Breaking the Stigma Part 4

47 ABC – Keep The Door Open. It’s a call growing louder in Maryland to keep the door to behavioral health treatment open to those who need it.

Because right now the way the behavioral health treatment system is set up in the state the quality is ranked amongst the highest in the country, but public health providers need a little more help to ensure the availability.

Shannon Hall, Executive Director Community Behavioral Health Association of Maryland, someone who’s on the front line fighting for funding.

“In Maryland we’re facing as we are in the country as a whole, we’re facing a real behavioral health crisis and things are changing here and so as demand is rising the community capacity needs to be able to expand to address that need,” Hall said.

Right now her focus is supporting legislation in the Maryland statehouse that would address that crisis.

“The keep the door open act is really going to help invest in the community mental health and substance abuse capacity in Maryland by indexing, tying the reimbursement for providers to inflation of the rising cost of care,” Hall said.

That reimbursement is needed because unlike hospitals or urgent care clinics public behavioral health clinics are funded differently through the state.

“Most other parts of health care the providers get paid because they negotiate a rate or they’re paid in a formula through the state that covers the cost of care behavioral health, this doesn’t happen,” Hall said.

So instead behavioral health must come hat in hand every year to ask legislators to go in and increase the rate.

Last year a measure couldn’t be agreed on in time to pass as law.

This year Hall is hopeful it will change.

If it doesn’t Hall says many public behavioral health clinics will continue to operate at a deficit.

“So what that means is for providers like Go-Getters, the costs rise every year but the reimbursement doesn’t and that pretty quickly puts the providers in a math problem,” Hall said.

That math problem means many who need treatment are stuck on waiting lists and in turn those seeking help end up elsewhere such as hospitals.

“They’re getting arrested, getting hospitalized and all those things are costing the state money because we’re not doing the underlying linking to care and addressing the care in the community,” Hall said.

In fact in 2015 alone Medicaid admissions at hospitals accounted for over half of the Medicaid admissions or to put it into dollar terms $1.1 billion.

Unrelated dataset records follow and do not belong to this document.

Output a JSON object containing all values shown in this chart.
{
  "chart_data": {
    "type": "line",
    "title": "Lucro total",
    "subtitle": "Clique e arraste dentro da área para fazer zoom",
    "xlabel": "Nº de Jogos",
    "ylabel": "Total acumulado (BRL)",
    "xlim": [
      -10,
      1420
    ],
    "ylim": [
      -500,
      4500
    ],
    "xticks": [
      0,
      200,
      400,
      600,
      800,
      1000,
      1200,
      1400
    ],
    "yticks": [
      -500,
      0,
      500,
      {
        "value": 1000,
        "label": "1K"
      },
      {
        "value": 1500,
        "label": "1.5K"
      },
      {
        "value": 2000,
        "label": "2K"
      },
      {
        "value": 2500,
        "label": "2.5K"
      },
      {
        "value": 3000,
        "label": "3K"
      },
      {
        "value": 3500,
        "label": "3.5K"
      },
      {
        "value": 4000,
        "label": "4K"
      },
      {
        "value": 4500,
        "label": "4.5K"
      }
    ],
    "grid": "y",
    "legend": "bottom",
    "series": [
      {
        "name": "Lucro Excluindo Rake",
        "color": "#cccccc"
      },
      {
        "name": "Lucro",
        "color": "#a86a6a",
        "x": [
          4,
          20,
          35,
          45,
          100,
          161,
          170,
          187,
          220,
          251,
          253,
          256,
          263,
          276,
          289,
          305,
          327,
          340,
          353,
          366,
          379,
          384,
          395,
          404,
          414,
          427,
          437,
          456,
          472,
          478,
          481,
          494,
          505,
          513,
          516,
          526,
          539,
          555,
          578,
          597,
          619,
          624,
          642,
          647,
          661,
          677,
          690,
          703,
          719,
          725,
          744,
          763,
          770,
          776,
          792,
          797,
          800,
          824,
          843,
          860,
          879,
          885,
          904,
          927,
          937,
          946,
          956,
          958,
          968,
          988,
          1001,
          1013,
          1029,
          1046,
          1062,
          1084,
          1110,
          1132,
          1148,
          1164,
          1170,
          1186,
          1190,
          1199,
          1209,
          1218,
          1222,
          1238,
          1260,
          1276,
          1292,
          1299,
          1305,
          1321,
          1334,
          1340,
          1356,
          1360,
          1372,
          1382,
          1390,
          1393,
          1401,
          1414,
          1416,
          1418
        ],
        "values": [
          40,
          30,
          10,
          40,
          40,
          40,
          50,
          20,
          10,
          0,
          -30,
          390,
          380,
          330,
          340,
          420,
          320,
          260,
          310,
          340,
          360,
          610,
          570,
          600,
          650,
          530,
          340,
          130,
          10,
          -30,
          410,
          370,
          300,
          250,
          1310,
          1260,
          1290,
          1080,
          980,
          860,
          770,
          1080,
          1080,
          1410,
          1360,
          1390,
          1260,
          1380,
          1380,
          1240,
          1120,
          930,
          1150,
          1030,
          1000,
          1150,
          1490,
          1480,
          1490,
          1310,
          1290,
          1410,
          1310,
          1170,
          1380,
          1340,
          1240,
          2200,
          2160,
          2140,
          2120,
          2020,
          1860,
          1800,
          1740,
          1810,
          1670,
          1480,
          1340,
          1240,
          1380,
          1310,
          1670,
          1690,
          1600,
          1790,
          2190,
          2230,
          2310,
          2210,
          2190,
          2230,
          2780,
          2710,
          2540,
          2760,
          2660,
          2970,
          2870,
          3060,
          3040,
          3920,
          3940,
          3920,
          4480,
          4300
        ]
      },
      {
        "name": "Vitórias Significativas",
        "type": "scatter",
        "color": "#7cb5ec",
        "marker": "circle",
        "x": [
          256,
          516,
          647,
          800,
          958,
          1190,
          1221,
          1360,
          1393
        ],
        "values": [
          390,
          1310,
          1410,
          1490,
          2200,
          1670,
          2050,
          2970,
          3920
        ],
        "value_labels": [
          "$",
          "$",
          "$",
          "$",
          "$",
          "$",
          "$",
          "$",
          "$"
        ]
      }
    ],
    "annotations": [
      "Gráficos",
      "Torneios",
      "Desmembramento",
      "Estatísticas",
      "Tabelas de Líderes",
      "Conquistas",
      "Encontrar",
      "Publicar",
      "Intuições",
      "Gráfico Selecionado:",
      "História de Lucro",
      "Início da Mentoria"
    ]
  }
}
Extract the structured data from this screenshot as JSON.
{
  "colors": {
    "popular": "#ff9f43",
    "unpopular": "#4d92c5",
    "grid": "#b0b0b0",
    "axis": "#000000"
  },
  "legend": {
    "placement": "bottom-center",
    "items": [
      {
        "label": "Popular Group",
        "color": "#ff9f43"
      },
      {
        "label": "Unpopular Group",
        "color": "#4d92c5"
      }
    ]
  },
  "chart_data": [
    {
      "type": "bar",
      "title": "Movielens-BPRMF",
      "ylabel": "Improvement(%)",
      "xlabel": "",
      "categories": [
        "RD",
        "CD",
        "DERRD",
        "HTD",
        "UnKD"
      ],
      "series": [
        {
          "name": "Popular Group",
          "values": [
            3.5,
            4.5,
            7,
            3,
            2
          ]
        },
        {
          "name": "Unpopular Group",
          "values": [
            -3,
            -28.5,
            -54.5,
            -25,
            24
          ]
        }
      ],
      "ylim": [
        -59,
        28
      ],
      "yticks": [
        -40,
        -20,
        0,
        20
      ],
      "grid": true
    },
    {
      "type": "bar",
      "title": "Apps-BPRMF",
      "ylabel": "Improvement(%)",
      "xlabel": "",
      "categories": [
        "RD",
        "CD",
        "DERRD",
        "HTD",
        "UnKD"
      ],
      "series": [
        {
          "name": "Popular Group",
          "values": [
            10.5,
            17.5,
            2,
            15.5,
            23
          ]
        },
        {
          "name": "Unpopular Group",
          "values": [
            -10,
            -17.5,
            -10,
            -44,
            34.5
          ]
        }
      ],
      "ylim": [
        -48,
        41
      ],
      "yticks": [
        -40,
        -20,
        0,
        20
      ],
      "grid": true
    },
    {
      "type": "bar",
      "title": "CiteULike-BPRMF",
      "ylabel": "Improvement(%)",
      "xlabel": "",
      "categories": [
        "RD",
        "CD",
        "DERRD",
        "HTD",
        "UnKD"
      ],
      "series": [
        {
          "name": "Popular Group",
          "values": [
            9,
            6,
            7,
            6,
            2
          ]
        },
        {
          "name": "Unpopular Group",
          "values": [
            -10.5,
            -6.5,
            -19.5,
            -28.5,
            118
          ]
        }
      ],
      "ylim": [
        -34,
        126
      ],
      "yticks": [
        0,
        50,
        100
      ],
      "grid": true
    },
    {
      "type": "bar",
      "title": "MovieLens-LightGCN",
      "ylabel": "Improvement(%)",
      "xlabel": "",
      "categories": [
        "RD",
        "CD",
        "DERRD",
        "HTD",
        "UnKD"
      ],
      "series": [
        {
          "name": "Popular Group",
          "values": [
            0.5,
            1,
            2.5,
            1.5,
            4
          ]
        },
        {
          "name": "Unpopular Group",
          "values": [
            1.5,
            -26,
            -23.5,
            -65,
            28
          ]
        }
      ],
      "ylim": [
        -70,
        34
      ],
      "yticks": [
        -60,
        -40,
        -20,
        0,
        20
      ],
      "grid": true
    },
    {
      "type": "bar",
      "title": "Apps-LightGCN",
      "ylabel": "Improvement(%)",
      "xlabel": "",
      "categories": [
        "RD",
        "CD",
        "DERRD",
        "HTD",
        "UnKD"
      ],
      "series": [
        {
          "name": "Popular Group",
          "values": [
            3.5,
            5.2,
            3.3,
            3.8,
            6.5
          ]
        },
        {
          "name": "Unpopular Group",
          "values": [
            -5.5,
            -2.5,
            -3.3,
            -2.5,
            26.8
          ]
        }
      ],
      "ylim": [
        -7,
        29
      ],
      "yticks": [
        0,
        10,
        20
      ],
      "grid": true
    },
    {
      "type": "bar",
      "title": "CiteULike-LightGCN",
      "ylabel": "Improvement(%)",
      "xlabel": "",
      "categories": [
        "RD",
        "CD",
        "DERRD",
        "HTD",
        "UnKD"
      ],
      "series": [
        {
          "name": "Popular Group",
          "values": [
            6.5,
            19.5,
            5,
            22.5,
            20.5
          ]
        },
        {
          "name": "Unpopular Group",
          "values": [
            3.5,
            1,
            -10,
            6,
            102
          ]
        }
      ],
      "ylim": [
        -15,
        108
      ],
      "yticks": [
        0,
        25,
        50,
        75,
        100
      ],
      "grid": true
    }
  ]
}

Hall projects for every dollar invested in behavioral health services that will save tax payers seven dollars in future costs.

“I hope that the government help fund more programs because we need it man, there’s a lot of people walking out there in the streets that haven’t been diagnosed yet they have mental illness and have nowhere to go,” said 52-year-old Charles Green diagnosed as bipolar-shizoeffective.

Green said he understands to evoke change people must speak up.

“I’m glad that I’m mentally ill cause have a voice nowbefore, back in the day they locked you up and threw away the key with mentally ill people now we have a voice, we can have rallies, we go up to Annapolis have rallies and stuff,” Green said.

Sen. Jim Mathias (D), who is a sponsor on the bill said the measure passed unanimously out of the Senate Finance committee with bi-partisan support. He adds he is cautiously optimistic the measure will pass this year.